To start, let’s just play a single note. The code below plays frequency 440 forever. Try it out! The “TONE” block can be found by clicking on “Sounds”. If everything is wired correctly, you should hear a sound come out of your robot. Notice that we set the pin to #6 since the buzzer circuit is wiring to pin #6. Remember that you need to upload your code before your robot will start following your code instructions!

#### Frequency Table

The table below shows you all the different notes that you can play with your Barnabas-Bot. Can you find what note your code is playing? It’s A4!

#### Silence Is Golden

Now that your robot is making sounds, you might be wondering how we tell it to turn off. Well, we need the no tone block. The no tone block silences the buzzer. Notice again the pin # is 6.
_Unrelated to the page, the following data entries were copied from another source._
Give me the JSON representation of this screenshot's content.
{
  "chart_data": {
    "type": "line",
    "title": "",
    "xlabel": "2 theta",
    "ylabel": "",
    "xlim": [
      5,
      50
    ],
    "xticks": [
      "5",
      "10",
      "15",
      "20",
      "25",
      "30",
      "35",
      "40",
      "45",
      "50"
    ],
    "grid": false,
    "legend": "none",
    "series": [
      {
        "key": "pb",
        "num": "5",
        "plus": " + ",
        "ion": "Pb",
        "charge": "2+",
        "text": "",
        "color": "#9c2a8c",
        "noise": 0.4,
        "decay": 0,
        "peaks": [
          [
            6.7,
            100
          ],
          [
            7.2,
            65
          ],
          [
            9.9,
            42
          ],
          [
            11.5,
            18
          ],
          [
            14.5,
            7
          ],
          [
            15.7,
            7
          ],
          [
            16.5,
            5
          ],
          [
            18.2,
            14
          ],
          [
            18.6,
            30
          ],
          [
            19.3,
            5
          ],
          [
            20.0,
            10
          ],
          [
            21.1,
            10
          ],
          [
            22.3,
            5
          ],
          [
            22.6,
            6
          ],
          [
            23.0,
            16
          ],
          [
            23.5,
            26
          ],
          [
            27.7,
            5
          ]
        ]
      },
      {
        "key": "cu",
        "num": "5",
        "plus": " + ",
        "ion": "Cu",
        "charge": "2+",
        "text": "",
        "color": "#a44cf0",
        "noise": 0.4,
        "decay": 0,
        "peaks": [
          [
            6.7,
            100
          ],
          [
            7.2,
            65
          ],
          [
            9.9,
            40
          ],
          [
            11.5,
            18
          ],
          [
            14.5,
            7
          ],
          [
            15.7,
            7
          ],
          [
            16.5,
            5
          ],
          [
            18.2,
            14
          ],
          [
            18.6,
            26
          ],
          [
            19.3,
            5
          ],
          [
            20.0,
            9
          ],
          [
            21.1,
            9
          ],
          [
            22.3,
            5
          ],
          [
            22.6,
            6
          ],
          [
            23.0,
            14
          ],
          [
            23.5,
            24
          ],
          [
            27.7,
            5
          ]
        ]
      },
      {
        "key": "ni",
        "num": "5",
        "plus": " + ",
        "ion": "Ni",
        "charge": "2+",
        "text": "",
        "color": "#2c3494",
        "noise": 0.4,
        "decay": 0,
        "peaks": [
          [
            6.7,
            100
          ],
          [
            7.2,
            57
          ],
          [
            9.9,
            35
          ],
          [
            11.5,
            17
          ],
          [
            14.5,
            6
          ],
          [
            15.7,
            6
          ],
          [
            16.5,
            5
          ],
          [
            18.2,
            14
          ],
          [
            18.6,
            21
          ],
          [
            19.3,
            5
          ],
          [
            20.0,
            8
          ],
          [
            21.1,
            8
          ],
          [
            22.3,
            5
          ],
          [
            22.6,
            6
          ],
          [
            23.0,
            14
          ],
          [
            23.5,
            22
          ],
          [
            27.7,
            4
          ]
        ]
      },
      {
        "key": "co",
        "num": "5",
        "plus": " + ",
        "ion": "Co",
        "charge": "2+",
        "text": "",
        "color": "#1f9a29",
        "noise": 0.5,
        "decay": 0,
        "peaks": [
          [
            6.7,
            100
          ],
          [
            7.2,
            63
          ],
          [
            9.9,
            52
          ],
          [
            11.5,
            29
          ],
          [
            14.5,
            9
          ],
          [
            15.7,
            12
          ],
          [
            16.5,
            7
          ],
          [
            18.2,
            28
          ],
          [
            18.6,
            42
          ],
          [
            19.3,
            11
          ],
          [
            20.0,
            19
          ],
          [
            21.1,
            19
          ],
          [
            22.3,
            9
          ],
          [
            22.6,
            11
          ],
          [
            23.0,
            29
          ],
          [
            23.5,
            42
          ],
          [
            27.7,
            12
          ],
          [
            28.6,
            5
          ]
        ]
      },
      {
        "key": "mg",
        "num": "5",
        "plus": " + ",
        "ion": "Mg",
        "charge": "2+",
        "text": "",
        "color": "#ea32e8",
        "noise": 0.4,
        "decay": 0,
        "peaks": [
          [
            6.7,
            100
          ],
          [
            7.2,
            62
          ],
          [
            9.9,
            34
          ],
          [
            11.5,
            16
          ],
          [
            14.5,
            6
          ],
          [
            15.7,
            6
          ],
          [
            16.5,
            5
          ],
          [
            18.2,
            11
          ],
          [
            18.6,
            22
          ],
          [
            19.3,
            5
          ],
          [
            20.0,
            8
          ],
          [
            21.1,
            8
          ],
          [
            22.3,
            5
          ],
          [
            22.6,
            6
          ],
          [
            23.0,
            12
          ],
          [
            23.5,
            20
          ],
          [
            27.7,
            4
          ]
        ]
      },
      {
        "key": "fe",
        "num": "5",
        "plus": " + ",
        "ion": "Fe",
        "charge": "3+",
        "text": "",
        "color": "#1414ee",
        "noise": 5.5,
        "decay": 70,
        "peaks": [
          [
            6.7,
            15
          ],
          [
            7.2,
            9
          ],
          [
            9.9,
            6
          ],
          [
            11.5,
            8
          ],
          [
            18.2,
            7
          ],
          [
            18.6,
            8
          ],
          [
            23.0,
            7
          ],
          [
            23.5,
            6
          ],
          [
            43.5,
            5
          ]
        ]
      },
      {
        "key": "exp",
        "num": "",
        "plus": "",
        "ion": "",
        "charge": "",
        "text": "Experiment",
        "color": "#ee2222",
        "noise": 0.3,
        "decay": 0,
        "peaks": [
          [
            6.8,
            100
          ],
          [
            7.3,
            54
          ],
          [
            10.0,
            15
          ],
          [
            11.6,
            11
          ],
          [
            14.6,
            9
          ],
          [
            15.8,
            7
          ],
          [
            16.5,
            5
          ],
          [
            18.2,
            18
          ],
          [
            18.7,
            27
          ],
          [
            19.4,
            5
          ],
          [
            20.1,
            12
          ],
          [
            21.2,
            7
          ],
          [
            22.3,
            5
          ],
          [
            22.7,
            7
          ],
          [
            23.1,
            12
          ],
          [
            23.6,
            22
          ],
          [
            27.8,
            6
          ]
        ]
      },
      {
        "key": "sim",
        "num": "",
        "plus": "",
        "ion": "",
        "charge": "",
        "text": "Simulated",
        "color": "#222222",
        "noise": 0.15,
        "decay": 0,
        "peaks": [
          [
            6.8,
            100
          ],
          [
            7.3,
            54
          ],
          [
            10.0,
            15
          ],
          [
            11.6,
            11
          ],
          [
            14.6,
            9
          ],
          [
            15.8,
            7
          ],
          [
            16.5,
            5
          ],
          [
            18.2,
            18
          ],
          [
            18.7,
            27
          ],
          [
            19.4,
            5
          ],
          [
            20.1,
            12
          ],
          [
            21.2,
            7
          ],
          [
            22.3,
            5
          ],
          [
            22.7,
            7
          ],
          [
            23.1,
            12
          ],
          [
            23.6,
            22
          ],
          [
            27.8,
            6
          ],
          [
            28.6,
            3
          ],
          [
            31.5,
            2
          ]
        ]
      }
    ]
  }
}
However, much like the LED, we need to be clever in how we code the buzzer so that the buzzer actually behaves the way we want it to. Let us say that we are trying to have the buzzer make a tone for a small amount of time, then be silent for a similar amount of time. A common mistake is to just put the tone and no tone blocks into the “LOOP do” with nothing else accompanying them. Try uploading the coding and see what you hear. Remember to upload!

I’m not sure how I would describe the noise the above code makes, but it is definitely not what we are looking for. What’s happening is that the code is playing A4 and then turning it off right away before you can enjoy the sound, and then repeating forever. We have the same issue here that we had when first attempting the blinking light code. We need to add some wait blocks to slow it down so that we can hear the note and the silence.

### Practice!

Try the following exercises to get the hang of playing with the buzzer

1. Play “C4” forever!

2. Play “C4” for 1 second, and rest for 1 second. Repeat forever.

3. Play “C4” for ½ a second,, rest ½ a second. Repeat forever. Hint: ½ a second is the same as 0.5 seconds.

4. Make a siren sound using A4 and C4.

### Challenge!

Now challenge yourself to take things to the next step and have your robot play some more music!

1. Write code to do the following below. This is the first few notes of “Hot Cross Buns!”
• Play “B4 for 1 sec
• Rest for 1 sec
• Play “A4” for 1 sec
• Rest for 1 sec
• Play “G4” for 1 sec
• Rest for 1 second
• Repeat forever
2. Try playing these songs! Watch the videos to learn the notes. Next, create the code by matching the notes to the correct frequencies using the frequency table. You’ll need tone blocks, no tone blocks and wait blocks!
3. Play any song that you would like!